The new year has begun. It’s our chance to start again, to do it right this time and have another shot at success. The idea has prevailed since the dawn of history.

New year celebrations date back more than 4,000 years, to the ancient Egyptians and Babylonians. Their celebration of the new year occurred around March 23 each year — logical for them, since spring represented the birth of new life.

The Babylonians made New Year’s resolutions, too — their most popular goal of self-improvement was “to return borrowed farm equipment.”

Romans observed the new year on March 25, but their calendar had fallen out of sync with the sun. In 46 B.C., Julius Caesar established what is known as the Julian calendar, with January 1 as the first day of the year.

In order to do it, Caesar had to let the previous year run for 445 days!

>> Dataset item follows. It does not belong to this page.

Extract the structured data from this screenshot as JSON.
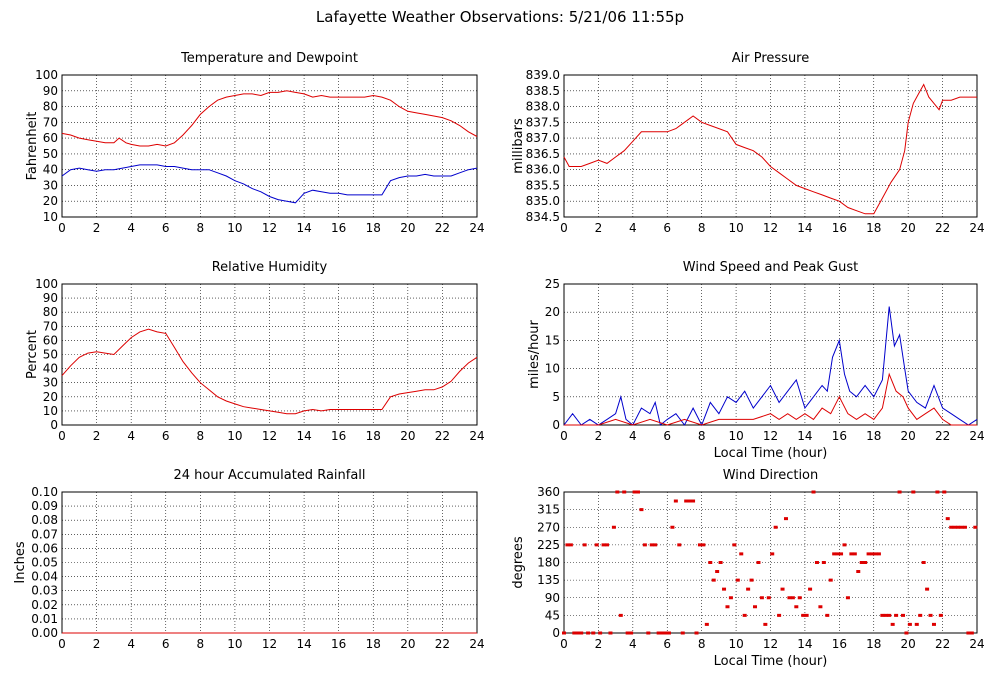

The tradition of using a baby to signify the new year began in Greece around 600 B.C. Greeks honored the god of wine, Dionysus, with a baby in a basket, representing the annual rebirth of that god as the spirit of fertility. Egyptians also used a baby as the symbol of rebirth.

Although Christians denounced the practice as pagan, the popularity of the baby as a symbol of rebirth forced the church to reevaluate its position. Its members were finally allowed to celebrate the new year with a baby, which was said to symbolize the birth of the baby Jesus.

The use of an image of a baby with a festive banner as a symbolic representation of the new year was brought to early America by the Germans. They had done so since the 14th century.